Social Procurement: Moving from ‘Do no harm’ to ‘Do some good’

What is social procurement? Sandra Hamilton explains it in-depth in her paper Social Procurement The Olympic, Commonwealth & Pan Am Games, and the growing case for Social Procurement Policy in Canada, but in a nutshell, it’s a leveraging of procurement dollars to generate a value-added social impact.

Vancouver City Council has woven social procurement into its Healthy City Action Plan.

“Social procurement can be understood as the use of purchasing power to create social value. In the case of public sector purchasing, social procurement involves the utilization of procurement strategies to support social policy objectives” (Barraket & Weissman 2009).

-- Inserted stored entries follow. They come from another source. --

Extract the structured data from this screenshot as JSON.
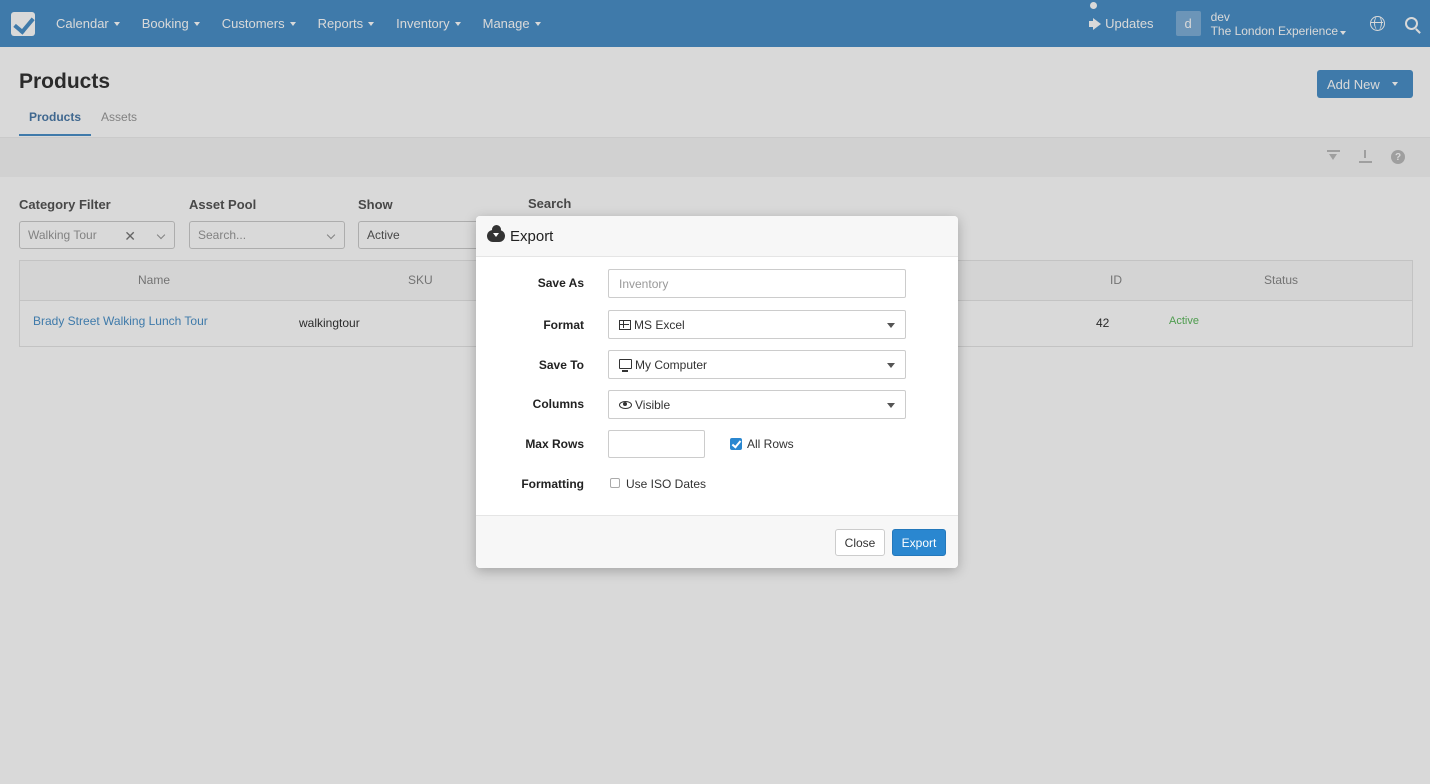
{
  "nav": {
    "items": [
      "Calendar",
      "Booking",
      "Customers",
      "Reports",
      "Inventory",
      "Manage"
    ],
    "updates": "Updates",
    "avatar_letter": "d",
    "user_name": "dev",
    "user_company": "The London Experience"
  },
  "page": {
    "title": "Products",
    "add_new": "Add New",
    "tabs": [
      "Products",
      "Assets"
    ]
  },
  "filters": {
    "category_label": "Category Filter",
    "category_value": "Walking Tour",
    "asset_pool_label": "Asset Pool",
    "asset_pool_placeholder": "Search...",
    "show_label": "Show",
    "show_value": "Active",
    "search_label": "Search"
  },
  "table": {
    "headers": {
      "name": "Name",
      "sku": "SKU",
      "id": "ID",
      "status": "Status"
    },
    "rows": [
      {
        "name": "Brady Street Walking Lunch Tour",
        "sku": "walkingtour",
        "id": "42",
        "status": "Active"
      }
    ]
  },
  "modal": {
    "title": "Export",
    "save_as_label": "Save As",
    "save_as_placeholder": "Inventory",
    "format_label": "Format",
    "format_value": "MS Excel",
    "save_to_label": "Save To",
    "save_to_value": "My Computer",
    "columns_label": "Columns",
    "columns_value": "Visible",
    "max_rows_label": "Max Rows",
    "all_rows_label": "All Rows",
    "all_rows_checked": true,
    "formatting_label": "Formatting",
    "iso_dates_label": "Use ISO Dates",
    "iso_dates_checked": false,
    "close_label": "Close",
    "export_label": "Export"
  },
  "colors": {
    "nav_bg": "#4a90c8",
    "primary": "#2a87d0"
  }
}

Hamilton states “The Vancouver 2010 Olympic Games were a catalyst for social procurement; the first Olympic Games to include social considerations in their sustainability strategy. For example, the floral supply contract required the provision of a community benefit. The successful proponent committed to train and employ marginalised women, many recently released from prison. The podiums were built by at-risk-youth learning carpentry skills; and contractors bidding on the construction of the athletes village were required to provide employment opportunities for low income residents from the neighbouring, downtown eastside.”

In the City of Vancouver’s recently passed Healthy City Strategy Action Plan, two of the items are: “Encourage development and enhancement of social procurement frameworks among the Leadership Table.” and “Create formal social procurement framework to guide practices.”

The potential for positive change is huge. Hamilton states: “In British Columbia, local governments and school districts alone spend over $6.7 billion every year.”